Private equity firms generally buy companies, repair them, enhance them, and sell them on. By definition, these private equity acquisitions and investments are illiquid and are longer term in nature. Consequently, the capital is raised through private partnerships which are managed by entities known as private equity firms.
Private Equity Structure and Fees
A private equity firm is typically made up of limited partners (LPs) and one general partner (GP). The LPs are the outside investors who provide the capital. They are called limited partners in the sense that their liability extends only to the capital they contribute.
GPs are the professional investors who manage the private equity firm and deploy the pool of capital. They are responsible for all parts of the investment cycle including deal sourcing and origination, investment decision-making and transaction structuring, portfolio management (the act of overseeing the investments that they have made) and exit strategies.
The GP charges a management fee based on the LPs? committed capital. Generally, after the LPs have recovered 100% of their invested capital, the remaining proceeds are split between the LPs and the GP with 80% going to LPs and 20% to the GP.
The clawback provision gives the LPs the right to reclaim a portion of the GP's carried interest in the event that losses from later investments cause the GP to withhold too much carried interest.
Private Equity Strategies
Private equity investors have four main investment strategies.
1. The leveraged buyout (LBO) is a strategy of equity investment whereby a company is acquired from the current shareholders, typically with the use of financial leverage.

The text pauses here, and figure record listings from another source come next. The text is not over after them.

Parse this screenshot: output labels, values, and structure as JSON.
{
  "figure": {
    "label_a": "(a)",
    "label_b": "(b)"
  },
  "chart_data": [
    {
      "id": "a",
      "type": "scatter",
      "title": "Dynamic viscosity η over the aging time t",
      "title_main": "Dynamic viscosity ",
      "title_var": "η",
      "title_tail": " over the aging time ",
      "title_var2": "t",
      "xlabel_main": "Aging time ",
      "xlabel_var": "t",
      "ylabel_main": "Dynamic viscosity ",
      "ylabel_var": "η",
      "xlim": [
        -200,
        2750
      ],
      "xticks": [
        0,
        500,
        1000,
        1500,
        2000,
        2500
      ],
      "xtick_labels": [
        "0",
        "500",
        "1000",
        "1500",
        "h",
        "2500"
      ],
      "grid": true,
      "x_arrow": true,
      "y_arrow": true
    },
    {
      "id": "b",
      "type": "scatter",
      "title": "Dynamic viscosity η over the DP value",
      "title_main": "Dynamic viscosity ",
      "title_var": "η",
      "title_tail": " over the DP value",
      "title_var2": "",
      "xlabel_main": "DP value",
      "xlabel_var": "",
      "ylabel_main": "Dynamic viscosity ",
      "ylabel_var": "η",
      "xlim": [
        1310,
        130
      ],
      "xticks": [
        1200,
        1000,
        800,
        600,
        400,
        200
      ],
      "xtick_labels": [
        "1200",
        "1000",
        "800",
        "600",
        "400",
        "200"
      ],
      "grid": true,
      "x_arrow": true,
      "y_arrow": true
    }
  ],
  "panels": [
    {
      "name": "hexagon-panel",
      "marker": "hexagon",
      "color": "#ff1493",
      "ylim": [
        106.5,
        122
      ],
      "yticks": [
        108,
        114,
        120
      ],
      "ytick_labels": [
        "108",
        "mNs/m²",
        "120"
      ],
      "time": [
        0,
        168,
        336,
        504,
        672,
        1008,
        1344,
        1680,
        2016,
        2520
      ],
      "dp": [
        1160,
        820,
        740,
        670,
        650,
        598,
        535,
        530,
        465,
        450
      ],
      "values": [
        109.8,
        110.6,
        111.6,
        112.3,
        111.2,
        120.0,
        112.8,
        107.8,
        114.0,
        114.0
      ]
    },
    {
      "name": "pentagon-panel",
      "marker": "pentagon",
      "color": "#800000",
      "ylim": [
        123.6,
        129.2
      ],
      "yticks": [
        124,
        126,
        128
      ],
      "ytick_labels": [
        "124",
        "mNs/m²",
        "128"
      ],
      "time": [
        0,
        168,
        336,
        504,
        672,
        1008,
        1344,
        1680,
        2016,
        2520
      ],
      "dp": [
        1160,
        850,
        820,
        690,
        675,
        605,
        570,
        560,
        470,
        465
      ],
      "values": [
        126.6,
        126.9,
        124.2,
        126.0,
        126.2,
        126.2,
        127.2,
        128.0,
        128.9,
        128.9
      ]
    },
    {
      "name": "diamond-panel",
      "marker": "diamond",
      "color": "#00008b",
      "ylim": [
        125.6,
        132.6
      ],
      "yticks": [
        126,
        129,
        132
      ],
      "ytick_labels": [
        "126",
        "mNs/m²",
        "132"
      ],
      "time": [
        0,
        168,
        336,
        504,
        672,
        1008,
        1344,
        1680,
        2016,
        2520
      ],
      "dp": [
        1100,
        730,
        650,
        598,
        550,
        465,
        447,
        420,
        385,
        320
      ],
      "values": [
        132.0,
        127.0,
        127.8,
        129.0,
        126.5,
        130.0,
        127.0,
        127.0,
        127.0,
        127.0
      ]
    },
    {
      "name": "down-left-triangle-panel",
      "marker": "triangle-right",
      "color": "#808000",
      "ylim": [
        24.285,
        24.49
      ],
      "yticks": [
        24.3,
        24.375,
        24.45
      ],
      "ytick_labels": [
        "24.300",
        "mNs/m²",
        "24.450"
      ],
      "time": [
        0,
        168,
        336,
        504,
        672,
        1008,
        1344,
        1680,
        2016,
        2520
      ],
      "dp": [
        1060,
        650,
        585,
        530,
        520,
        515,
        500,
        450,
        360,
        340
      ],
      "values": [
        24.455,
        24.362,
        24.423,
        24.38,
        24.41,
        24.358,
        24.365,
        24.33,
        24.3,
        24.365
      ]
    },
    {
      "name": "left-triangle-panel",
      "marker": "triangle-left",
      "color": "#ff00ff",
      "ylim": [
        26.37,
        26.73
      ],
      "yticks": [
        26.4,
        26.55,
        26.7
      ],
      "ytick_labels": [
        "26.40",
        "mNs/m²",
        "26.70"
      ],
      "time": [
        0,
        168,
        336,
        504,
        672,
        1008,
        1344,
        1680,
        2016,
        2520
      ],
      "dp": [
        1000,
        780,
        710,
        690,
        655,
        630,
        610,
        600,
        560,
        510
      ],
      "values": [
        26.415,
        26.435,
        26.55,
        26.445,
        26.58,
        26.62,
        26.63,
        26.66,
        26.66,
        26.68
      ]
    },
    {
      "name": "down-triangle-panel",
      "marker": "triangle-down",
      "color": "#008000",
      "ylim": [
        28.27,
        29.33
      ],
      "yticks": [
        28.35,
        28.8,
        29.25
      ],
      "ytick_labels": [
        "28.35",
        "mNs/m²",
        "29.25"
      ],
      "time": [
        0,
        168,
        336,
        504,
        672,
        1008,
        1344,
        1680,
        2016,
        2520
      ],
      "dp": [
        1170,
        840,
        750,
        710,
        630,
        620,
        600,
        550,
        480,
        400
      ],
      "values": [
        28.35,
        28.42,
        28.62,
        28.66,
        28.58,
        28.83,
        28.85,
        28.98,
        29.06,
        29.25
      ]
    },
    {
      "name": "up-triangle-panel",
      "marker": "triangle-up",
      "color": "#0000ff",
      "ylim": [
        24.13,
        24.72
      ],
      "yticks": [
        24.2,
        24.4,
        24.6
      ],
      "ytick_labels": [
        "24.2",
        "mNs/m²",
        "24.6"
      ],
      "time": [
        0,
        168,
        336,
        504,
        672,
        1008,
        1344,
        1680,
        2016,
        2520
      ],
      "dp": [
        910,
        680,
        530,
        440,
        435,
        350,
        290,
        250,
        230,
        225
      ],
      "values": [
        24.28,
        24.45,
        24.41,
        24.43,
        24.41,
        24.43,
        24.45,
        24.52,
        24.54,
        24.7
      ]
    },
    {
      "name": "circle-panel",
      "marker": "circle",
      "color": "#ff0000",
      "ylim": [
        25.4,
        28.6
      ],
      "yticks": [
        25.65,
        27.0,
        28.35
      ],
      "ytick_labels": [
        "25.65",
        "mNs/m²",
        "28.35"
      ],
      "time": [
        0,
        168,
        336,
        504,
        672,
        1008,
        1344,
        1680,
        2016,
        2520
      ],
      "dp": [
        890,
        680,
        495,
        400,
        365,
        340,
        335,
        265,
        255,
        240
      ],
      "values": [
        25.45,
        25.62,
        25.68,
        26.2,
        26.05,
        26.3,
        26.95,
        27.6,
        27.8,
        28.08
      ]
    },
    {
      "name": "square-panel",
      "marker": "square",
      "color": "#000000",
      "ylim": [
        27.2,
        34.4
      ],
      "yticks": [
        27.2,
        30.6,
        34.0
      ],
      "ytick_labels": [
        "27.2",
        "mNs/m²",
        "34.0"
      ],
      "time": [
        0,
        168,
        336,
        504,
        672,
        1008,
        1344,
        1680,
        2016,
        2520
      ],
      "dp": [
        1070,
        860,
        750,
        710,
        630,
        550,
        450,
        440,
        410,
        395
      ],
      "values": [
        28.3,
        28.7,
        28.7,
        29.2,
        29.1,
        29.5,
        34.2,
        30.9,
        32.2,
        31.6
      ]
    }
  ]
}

A buyout fund seeks companies that are undervalued with high predictable cash flow, low leverage and operating inefficiencies. If it can improve the business, it can sell the company or its parts, or it can pay itself a nice dividend or pay down some company debt to deleverage.
In a management buyout (MBO), the current management team is involved in the acquisition. Not only is a far larger share of executive pay tied to the performance of the business, but top managers may also be required to put a major chunk of their own money into the deal and have an ownership mentality rather than a corporate mentality. Management can focus on getting the company right without having to worry about shareholders.
2. Venture capital is financing for privately held companies, typically in the form of equity and/or long-term debt. It becomes available when financing from banks and public debt or equity markets is either unavailable or inappropriate.
Venture capital investing is done in many stages from seed through mezzanine. These stages can be characterized by where they occur in the development of the venture itself.
3. Development capital (minority equity investments) earns profits from funding business growth or restructuring.
4. Distressed investing. A distressed opportunity typically arises when a company, unable to meet all its debts, files for Chapter 11 (reorganization) or Chapter 7 (liquidation) bankruptcy. Investors who understand the true risks and values involved can scoop up these securities or claims at discounted prices, seeing the glow beneath the tarnish.
Every private equity investment starts with the end in mind: no fund will support a private equity company without a clear exit plan. Common exit strategies include trade sale, IPO, recapitalization, secondary sales, and write off or liquidation.
Risk and return:
Valuation approaches: market or comparable, discounted cash flow (DCF), and asset based.